From his earliest days as Steelers coach, Mike Tomlin wanted a seat on the powerful NFL competition committee, a group of coaches and administrators who recommend playing rules and policy changes to the NFL owners for a vote.
NFL commissioner Roger Goodell named Tomlin to the committee Tuesday. Tomlin will replace former Arizona Cardinals coach Ken Whisenhunt. Tomlin had worked on the coaches subcommittee of the Competition Committee since 2009.
"Coach Tomlin will bring additional strength to the committee from the coaching perspective," Goodell said.
"Mike has strong, perceptive views about the game and is effective in expressing them.
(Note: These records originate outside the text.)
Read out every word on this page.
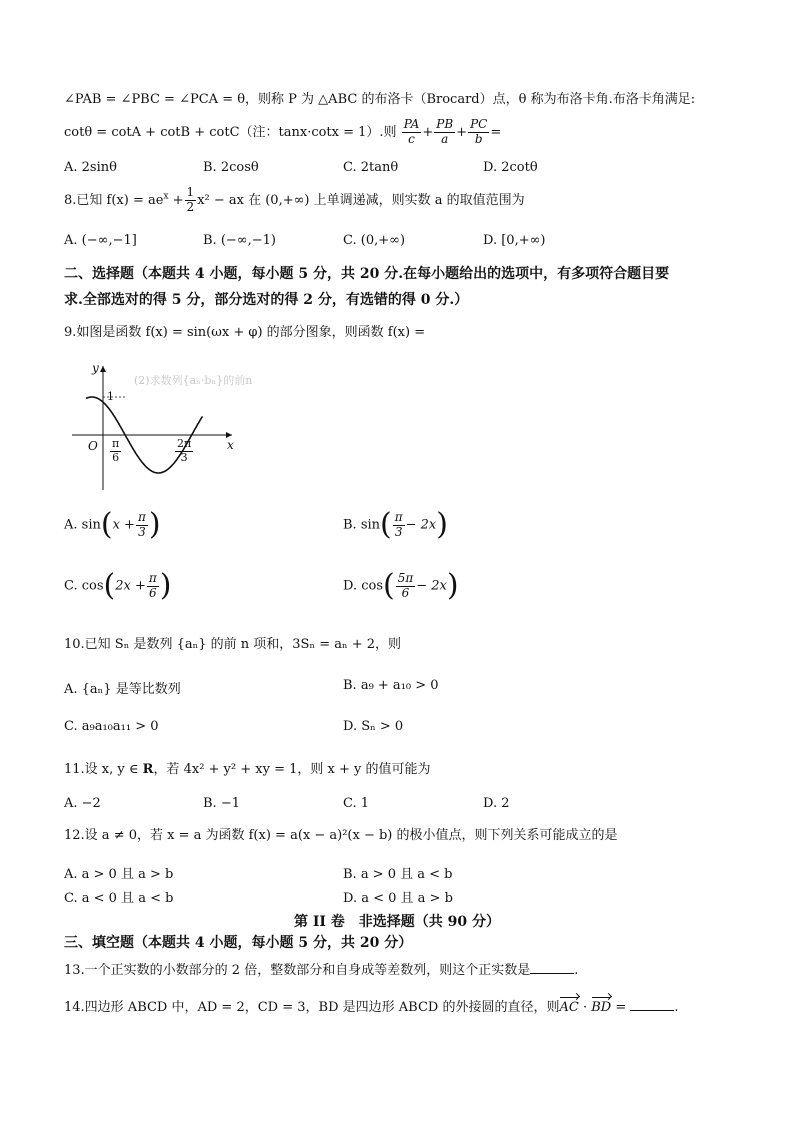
∠PAB = ∠PBC = ∠PCA = θ，则称 P 为 △ABC 的布洛卡（Brocard）点，θ 称为布洛卡角.布洛卡角满足:
cotθ = cotA + cotB + cotC（注：tanx·cotx = 1）.则 $\frac{PA}{c} + \frac{PB}{a} + \frac{PC}{b}$ =
A. 2sinθ	B. 2cosθ	C. 2tanθ	D. 2cotθ
8.已知 $f(x) = ae^x + \frac{1}{2} x^2$ − ax 在 (0,+∞) 上单调递减，则实数 a 的取值范围为
A. (−∞,−1]	B. (−∞,−1)	C. (0,+∞)	D. [0,+∞)
二、选择题（本题共 4 小题，每小题 5 分，共 20 分.在每小题给出的选项中，有多项符合题目要
求.全部选对的得 5 分，部分选对的得 2 分，有选错的得 0 分.）
9.如图是函数 f(x) = sin(ωx + φ) 的部分图象，则函数 f(x) =
(2)求数列{aₙ·bₙ}的前n
y
x
O
1
$\frac{\pi}{6}$	$\frac{2\pi}{3}$
A. $\sin(x + \frac{\pi}{3}$ )	B. $\sin( \frac{\pi}{3} - 2x)$
C. $\cos(2x + \frac{\pi}{6}$ )	D. $\cos( \frac{5\pi}{6} - 2x)$
10.已知 Sₙ 是数列 {aₙ} 的前 n 项和，3Sₙ = aₙ + 2，则
A. {aₙ} 是等比数列	B. a₉ + a₁₀ > 0
C. a₉a₁₀a₁₁ > 0	D. Sₙ > 0
11.设 x, y ∈ R，若 4x² + y² + xy = 1，则 x + y 的值可能为
A. −2	B. −1	C. 1	D. 2
12.设 a ≠ 0，若 x = a 为函数 f(x) = a(x − a)²(x − b) 的极小值点，则下列关系可能成立的是
A. a > 0 且 a > b	B. a > 0 且 a < b
C. a < 0 且 a < b	D. a < 0 且 a > b
第 II 卷　非选择题（共 90 分）
三、填空题（本题共 4 小题，每小题 5 分，共 20 分）
13.一个正实数的小数部分的 2 倍，整数部分和自身成等差数列，则这个正实数是	.
14.四边形 ABCD 中，AD = 2，CD = 3，BD 是四边形 ABCD 的外接圆的直径，则AC · BD =	.
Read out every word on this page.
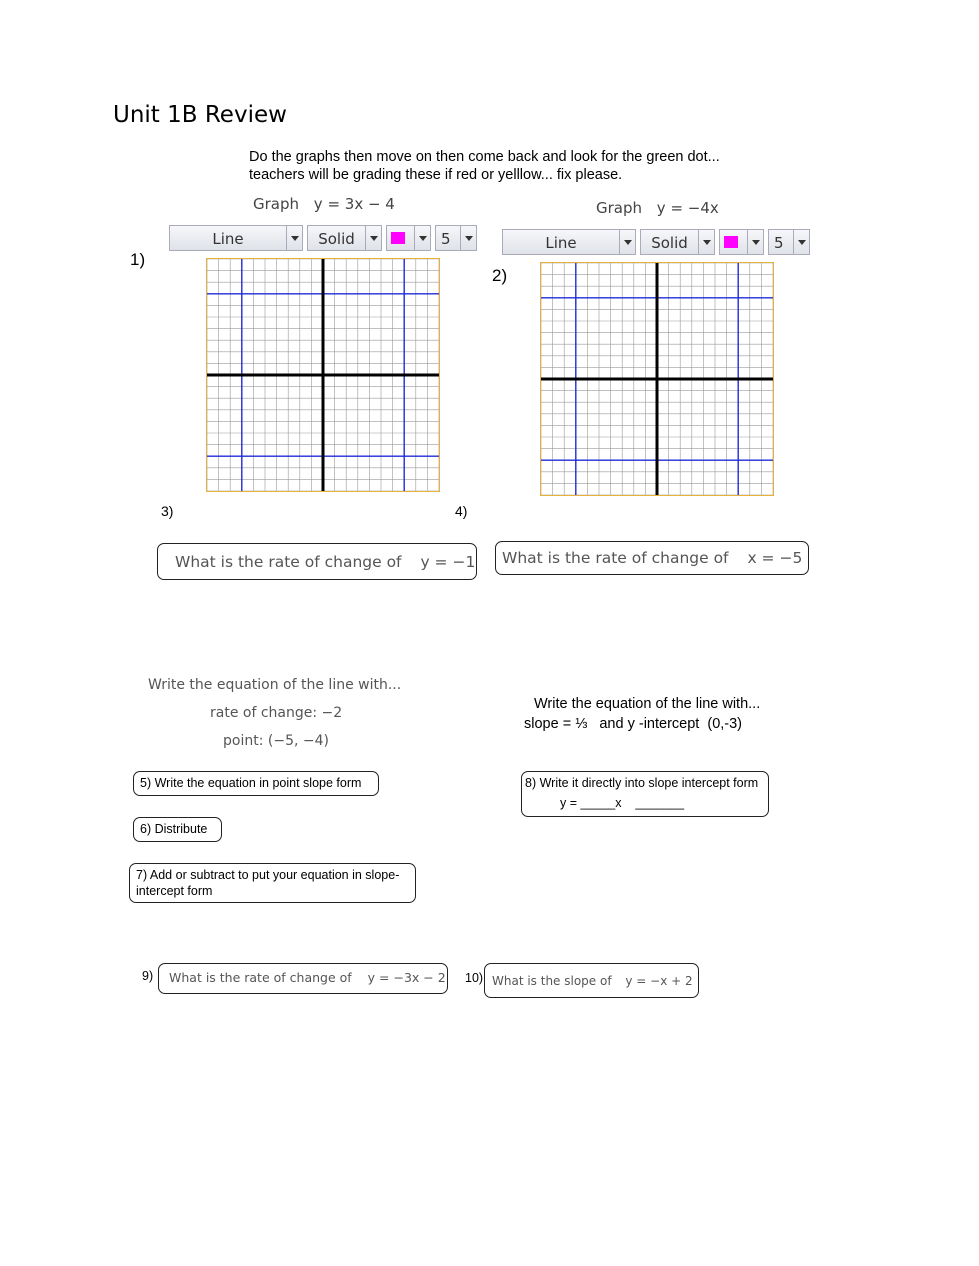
Unit 1B Review
Do the graphs then move on then come back and look for the green dot...
teachers will be grading these if red or yelllow... fix please.
Graph y = 3x − 4
Line	Solid	5
1)
Graph y = −4x
Line	Solid	5
2)
3)	4)
What is the rate of change of y = −1	What is the rate of change of x = −5
Write the equation of the line with...
rate of change: −2
point: (−5, −4)
Write the equation of the line with...
slope = ⅓   and y -intercept  (0,-3)
5) Write the equation in point slope form
6) Distribute
7) Add or subtract to put your equation in slope-intercept form
8) Write it directly into slope intercept form
y = _____x    _______
9)	What is the rate of change of y = −3x − 2 10) What is the slope of y = −x + 2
We look forward to his contributions to the committee's ongoing mission to improve the game."
Tomlin says he is "excited" about the appointment and is looking forward to contributing.
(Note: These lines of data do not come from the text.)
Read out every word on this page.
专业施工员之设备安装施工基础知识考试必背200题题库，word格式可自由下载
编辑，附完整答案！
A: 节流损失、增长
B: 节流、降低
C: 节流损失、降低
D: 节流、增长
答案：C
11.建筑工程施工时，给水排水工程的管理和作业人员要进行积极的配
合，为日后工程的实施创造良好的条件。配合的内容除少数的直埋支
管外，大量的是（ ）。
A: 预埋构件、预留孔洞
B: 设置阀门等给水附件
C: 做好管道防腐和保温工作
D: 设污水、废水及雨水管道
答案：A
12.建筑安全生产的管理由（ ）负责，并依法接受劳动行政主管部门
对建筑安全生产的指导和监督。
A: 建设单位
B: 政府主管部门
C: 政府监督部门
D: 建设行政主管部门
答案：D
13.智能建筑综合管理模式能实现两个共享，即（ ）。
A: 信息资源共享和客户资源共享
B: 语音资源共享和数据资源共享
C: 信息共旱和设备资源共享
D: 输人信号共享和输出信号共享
Oakland signed cornerback Mike Jenkins to add experience to an untested secondary. The Raiders also signed free-agent safety Usama Young and brought back free-agent defensive end Andre Carter and cornerback Joselio Hanson for their second seasons with the team.
Brady Quinn is the new backup quarterback for Seattle after agreeing to terms with the club. Quinn beat out three other quarterbacks: Matt Leinart, Seneca Wallace and Tyler Thigpen.
A nephew of owner John Mara pleaded not guilty in Connecticut to charges he hit a man in the head with a bottle at a New Year's Eve party. The 22-year-old nephew also is named John Mara. Mara's defense attorney said he pleaded not guilty to charges of assault and breach of peace in Bridgeport Superior Court.
Green Bay signed tight end Matthew Mulligan. Mulligan is a fifth-year NFL veteran out of Maine who played in all 16 games for the St. Louis Rams in 2012.
Former NFL players trying to sue the league over concussion-linked injuries argued in court Tuesday that the NFL "glorified" violence and profited from damaging hits to the head. Players' lawyer David Frederick also accused the league of concealing the emerging science about concussions over several decades, even after creating a Mild Traumatic Brain Injury committee in 1994. "It set up a sham committee designed to get information about neurological risks, but in fact spread misinformation," Frederick argued at a pivotal federal hearing to determine if the complaints will remain in court or be sent to arbitration.